I have never been career-minded but rather have periodically felt a diminishing focus on my current course as a new interest called for me. Teacher – performer – charter captain – sales – puppeteer – mediator - - you get the picture. Maybe ADHD. Maybe transactional personality, who knows? What I have found out about myself is that I can recognize the itch of impending molt, and what I have learned is I ignore it at my peril. It’s usually a gap in my thinking that needs addressing, an emotional short-circuit that’s standing between me and those around me, even a spiritual unawareness that is blocking me from beauty and joy. I have embarked on ‘a new skin’ this past year. I was feeling disaffected, cynical, drained. So I made room for the new ‘skin’. That’s simple, but it’s not easy. As my friend Rob says, “Two things I hate are change and things staying the same.”

“Everything I’ve ever let go of has claw marks in it.” David Foster Wallace

The new skin and the old skin cannot occupy the same space. Not for long, anyway. I (and maybe we) have a habit of holding on to things—stuff, ideas, beliefs, habits, resentments, default settings—long after their pull date. I mean, it says it right there on the carton of milk! Or on the carton of my spirit.

If I’m swinging comfortably on my usual vine, and I realize it’s fraying while I see a much better vine just out of reach, I’ll need to let go of the old one to reach the new one, and for just a moment I’ll float between. What might happen then? I could fall, find out the new one isn’t so great after all, be unable to get back to the old one (a relationship, a place, a memory, an illusion) that, for all its flaws, was usual.
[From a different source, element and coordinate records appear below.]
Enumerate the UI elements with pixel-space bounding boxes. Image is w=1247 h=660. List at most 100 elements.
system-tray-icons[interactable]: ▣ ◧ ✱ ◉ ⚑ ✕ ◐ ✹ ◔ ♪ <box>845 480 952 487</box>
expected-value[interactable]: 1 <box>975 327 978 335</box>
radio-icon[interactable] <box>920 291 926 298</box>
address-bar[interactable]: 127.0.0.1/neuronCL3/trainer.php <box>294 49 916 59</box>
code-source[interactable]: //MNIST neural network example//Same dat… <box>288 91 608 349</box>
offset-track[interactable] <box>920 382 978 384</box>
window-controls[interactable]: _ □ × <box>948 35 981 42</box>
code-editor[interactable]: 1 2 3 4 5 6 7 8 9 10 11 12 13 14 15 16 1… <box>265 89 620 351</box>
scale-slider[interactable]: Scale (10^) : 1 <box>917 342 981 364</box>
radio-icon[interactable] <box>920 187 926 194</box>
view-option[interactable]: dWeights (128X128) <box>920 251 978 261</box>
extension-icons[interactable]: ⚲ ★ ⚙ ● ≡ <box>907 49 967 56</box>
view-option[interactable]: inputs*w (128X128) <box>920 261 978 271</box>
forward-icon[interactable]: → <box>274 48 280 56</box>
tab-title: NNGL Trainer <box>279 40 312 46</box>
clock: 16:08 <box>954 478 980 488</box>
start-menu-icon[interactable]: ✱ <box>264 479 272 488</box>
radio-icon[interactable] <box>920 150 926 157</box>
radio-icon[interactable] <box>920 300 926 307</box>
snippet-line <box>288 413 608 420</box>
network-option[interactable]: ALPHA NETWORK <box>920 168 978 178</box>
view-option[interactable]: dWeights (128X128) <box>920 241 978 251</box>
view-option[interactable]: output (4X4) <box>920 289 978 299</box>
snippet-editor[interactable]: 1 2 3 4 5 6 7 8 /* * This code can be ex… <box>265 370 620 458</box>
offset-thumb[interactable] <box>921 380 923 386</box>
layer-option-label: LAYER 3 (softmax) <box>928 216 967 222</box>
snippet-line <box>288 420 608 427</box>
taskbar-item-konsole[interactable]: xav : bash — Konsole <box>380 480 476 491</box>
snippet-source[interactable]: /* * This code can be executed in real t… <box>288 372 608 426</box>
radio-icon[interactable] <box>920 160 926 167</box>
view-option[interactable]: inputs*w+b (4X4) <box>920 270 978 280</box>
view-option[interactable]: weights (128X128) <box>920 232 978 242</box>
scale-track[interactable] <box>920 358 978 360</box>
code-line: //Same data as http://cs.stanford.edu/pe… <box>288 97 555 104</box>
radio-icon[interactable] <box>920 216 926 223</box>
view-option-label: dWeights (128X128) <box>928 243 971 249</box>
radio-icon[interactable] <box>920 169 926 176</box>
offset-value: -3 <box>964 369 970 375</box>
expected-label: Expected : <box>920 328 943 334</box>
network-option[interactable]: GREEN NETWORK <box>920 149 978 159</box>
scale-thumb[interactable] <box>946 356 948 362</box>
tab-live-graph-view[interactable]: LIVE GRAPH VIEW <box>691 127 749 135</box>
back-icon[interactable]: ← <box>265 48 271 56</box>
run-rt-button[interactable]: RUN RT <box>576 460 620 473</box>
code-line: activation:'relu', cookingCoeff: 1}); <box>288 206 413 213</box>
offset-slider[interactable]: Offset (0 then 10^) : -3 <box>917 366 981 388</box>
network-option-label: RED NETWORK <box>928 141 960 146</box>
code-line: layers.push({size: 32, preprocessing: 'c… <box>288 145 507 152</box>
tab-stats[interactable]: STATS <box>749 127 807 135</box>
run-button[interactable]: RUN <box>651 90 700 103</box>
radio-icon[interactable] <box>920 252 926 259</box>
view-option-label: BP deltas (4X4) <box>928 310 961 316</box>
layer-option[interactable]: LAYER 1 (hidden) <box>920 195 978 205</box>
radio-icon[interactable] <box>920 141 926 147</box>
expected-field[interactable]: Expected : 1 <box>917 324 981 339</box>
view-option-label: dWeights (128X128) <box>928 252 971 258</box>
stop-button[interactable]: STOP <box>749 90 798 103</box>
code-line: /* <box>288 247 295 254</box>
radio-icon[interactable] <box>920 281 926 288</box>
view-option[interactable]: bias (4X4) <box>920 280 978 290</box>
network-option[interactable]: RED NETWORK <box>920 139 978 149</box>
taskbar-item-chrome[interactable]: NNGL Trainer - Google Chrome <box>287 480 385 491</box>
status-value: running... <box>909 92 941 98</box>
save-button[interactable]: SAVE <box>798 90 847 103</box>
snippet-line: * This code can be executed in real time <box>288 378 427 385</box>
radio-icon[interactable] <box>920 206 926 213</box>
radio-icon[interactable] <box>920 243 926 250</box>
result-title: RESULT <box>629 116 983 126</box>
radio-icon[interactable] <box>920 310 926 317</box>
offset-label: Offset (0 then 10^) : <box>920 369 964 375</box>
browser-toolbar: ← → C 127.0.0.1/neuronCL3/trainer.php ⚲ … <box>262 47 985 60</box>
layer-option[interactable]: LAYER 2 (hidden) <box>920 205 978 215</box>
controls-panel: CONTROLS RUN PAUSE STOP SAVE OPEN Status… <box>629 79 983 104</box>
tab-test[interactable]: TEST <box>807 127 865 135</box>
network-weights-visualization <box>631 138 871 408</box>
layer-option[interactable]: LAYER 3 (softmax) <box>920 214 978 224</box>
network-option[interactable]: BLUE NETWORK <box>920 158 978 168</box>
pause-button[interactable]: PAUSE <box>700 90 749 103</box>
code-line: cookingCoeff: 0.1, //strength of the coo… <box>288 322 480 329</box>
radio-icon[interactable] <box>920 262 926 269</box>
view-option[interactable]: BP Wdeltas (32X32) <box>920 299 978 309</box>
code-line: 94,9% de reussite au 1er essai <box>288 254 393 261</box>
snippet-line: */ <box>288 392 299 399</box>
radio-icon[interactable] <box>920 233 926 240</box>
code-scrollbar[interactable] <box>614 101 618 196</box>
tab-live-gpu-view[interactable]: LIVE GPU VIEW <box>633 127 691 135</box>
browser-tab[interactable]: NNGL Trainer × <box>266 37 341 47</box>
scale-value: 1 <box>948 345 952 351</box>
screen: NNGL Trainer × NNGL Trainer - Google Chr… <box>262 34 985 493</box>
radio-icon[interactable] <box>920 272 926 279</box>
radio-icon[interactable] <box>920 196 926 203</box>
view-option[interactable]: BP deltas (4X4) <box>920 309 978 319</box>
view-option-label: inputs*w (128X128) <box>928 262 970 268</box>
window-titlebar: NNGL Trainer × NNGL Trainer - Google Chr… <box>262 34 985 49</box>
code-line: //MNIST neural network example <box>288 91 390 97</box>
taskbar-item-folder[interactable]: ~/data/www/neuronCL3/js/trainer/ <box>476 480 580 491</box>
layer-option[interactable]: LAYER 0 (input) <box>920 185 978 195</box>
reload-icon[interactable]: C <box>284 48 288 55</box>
My body is my guide and lets me know. By that I mean I’ve learned that the necessary magnet of the new ‘skin’ generates a physical unease: Your issues are in your tissues. That’s my discarding necessity making way, right now, making space for new skin. And telling me. The sooner I accept this signaling, the better I manage.

Think about it. If we carried all those old, dead skin cells around, we’d be immobilized. Letting go frees me from the shackles of corrosive habits and makes way for understanding them. I need enough distance to see clearly, and that won’t happen until I release.